Hoje em dia, embora se continue a respeitar os condicionalismos da aplicação das regras do próprio jogo, da táctica e da estratégia predefinidas, desde que os futebolistas passaram a ser identificados por uma numeração aleatória, que varia entre o nº 1 e o nº 99, só por manifesta coincidência se relaciona o número “cravado” na camisola com o sistema táctico ou a sua disposição no terreno de jogo, contrariamente ao que verificou, durante a maioria das temporadas futebolísticas, do século passado.

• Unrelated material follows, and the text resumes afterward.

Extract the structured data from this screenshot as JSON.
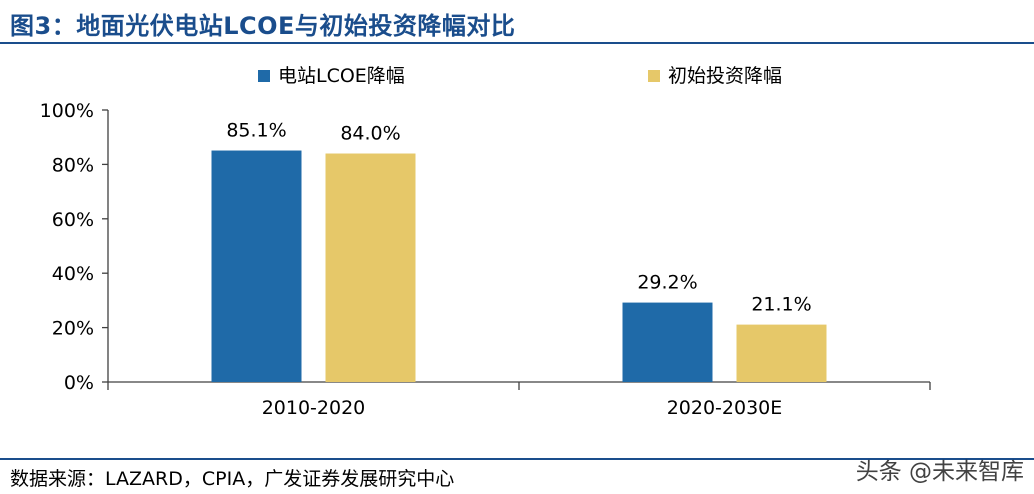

sexta-feira, 2 de abril de 2010

SLB - XIII-IX-MCMVIII

Prometi a mim próprio não voltar a abordar o tema, não só por parecer que se trata de um obsessão clubista mas, principalmente, para não “bater mais no ceguinho” (leia-se benfiquista). Contudo, e em face de uma entrevista concedida por Luis Vieira, antigo jogador e um dos fundadores do Benfica, publicada no Boletim Informativo e de Divulgação da A.F.L., de Abril de 1965, há pouco chegada às minhas mãos, onde tão respeitável benfiquista acaba por confirmar a posição defendida no “post”, publicado neste blog em 28 de Fevereiro de 2008, que criou algum desconforto nos adeptos encarnados, resolvi voltar ao assunto.
Segundo Luís Vieira, benfiquista assumido e “back” no Grupo Sport Lisboa, em 1906, a maioria dos futebolistas que formavam o primeiro «team» resolveram ingressar num clube que estava em formação para as bandas do Campo Grande e ao qual foi dado o nome de Sporting Clube de Portugal. Essa deserção resultou de o Sport Lisboa não ter condições de vida, dado que não possuía nem campo nem sede. Assim, em 1907, o Sport Lisboa foi extinto pelos próprios elementos que o tinham originado, em 28-02-1904, resolvendo tomar novos rumos, tendo alguns dos fundadores do Grupo Sport Lisboa ingressado no Sporting, como os manos Rosa Rodrigues, conhecidos por “catataus”. O próprio Cosme Damião só depois de ingressar no Sporting, e por estar aborrecido por o não colocarem a jogar no primeiro “team” leonino, dispôs-se a fazer ressurgir o Sport Lisboa.
O tempo foi passando e como as dificuldades se mantivessem, pois continuavam a não ter campo para jogar, começaram a frequentar um terreno que existia em Benfica e que era propriedade do Grupo Sport Benfica, fundado em 26-07-1906. A convivência foi ditando amizades profundas, pelo que começou a frutificar de parte a parte a ideia de uma fusão, atendendo a que, o Sport Benfica, grupo que dedicava maior entusiasmo ao ciclismo e ao pedestrianismo, possuía um campo mas não tinha uma boa equipa de futebol. Deste modo, quase sem se dar por isso, a junção surgiu sem atritos e com a unânime aprovação de ambos os grupos, em 13 de Setembro de 1908, nascia o Sport Lisboa e Benfica.
Na opinião do antigo jogador e ilustre fundador, à época sócio nº 1 do clube da Luz, o Sporting é mais antigo que o Benfica, em virtude de não se ter verificado uma integração mas sim uma fusão, entre o GSL e o GSB.